Eco-friendly energy systems can greatly boost global GDP
Beyond the environmental benefits, making energy systems greener could also boost global GDP by $98 trillion by 2050, delivering 2.4 percent more GDP growth than current plans. By boosting investments, the number of renewable energy jobs could quadruple to 42 million globally in the next 30 years, with healthcare savings eight times the cost of the investment and helping to prevent future crises. Six million jobs can be created by embracing the circular economy, where used goods are re-used, recycled and upcycled at greater value. And 1.2 billion jobs－40 percent of all jobs on Earth－depend on a healthy and stable environment.
In the push to adopt green models, we must also remember to support the most vulnerable and make sure to leave no one behind. For example, while the development of digital infrastructure and online services shows great potential for lowering emissions without sacrificing economic growth, not everyone has equal access to technology, nor are they equally capable of using it.
In China, this digital divide is particularly pronounced between rural and urban residents. Internet penetration in China’s urban areas is 71 percent while that in rural areas is only 35.4 percent. Such inequalities will prevent many groups from enjoying the long-term benefits of a green economy, regardless of the promise of slowing climate change or creating new jobs. The digitalization of economies will create new opportunities, but also transform the employment market with some losing out.
Shift to green economy should be inclusive
The transition to a green economy must be as inclusive as it is environmentally conscious. As such, in the post-COVID-19 world, the United Nations Development Program will continue working to support the vulnerable and marginalized, by developing their capabilities to participate in the digital economy and guiding social safety nets to shield them against future shocks, so that all are equally able to benefit from the new normal. COVID-19 has brought people together in a way that no amount of advocacy could. Countries, companies and communities now have a shared understanding that will make it easier to bring stakeholders together: no one wants to experience this type of crisis again.

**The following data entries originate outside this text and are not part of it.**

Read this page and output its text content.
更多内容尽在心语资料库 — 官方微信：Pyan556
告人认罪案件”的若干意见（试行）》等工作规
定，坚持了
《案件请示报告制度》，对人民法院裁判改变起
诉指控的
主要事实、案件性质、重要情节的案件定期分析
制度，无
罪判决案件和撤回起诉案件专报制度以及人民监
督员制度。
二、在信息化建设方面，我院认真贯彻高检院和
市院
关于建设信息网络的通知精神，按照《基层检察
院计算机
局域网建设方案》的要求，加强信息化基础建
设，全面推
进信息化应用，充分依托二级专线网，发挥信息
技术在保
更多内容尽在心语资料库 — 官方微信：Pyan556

There is an invaluable opportunity to push for a green economy－one that has the potential to improve resiliency against future shocks. While the last few months may have offered a preview of how a green economy can work, this has mainly been the unintentional consequence of government policies to curb the virus. In the post-COVID-19 world, a green economy must shift from being a side effect to being a clear objective in and of itself. Climate considerations must be at the center of our recovery. The time to act to safeguard life on Earth is now.
The author is UNDP resident representative in China.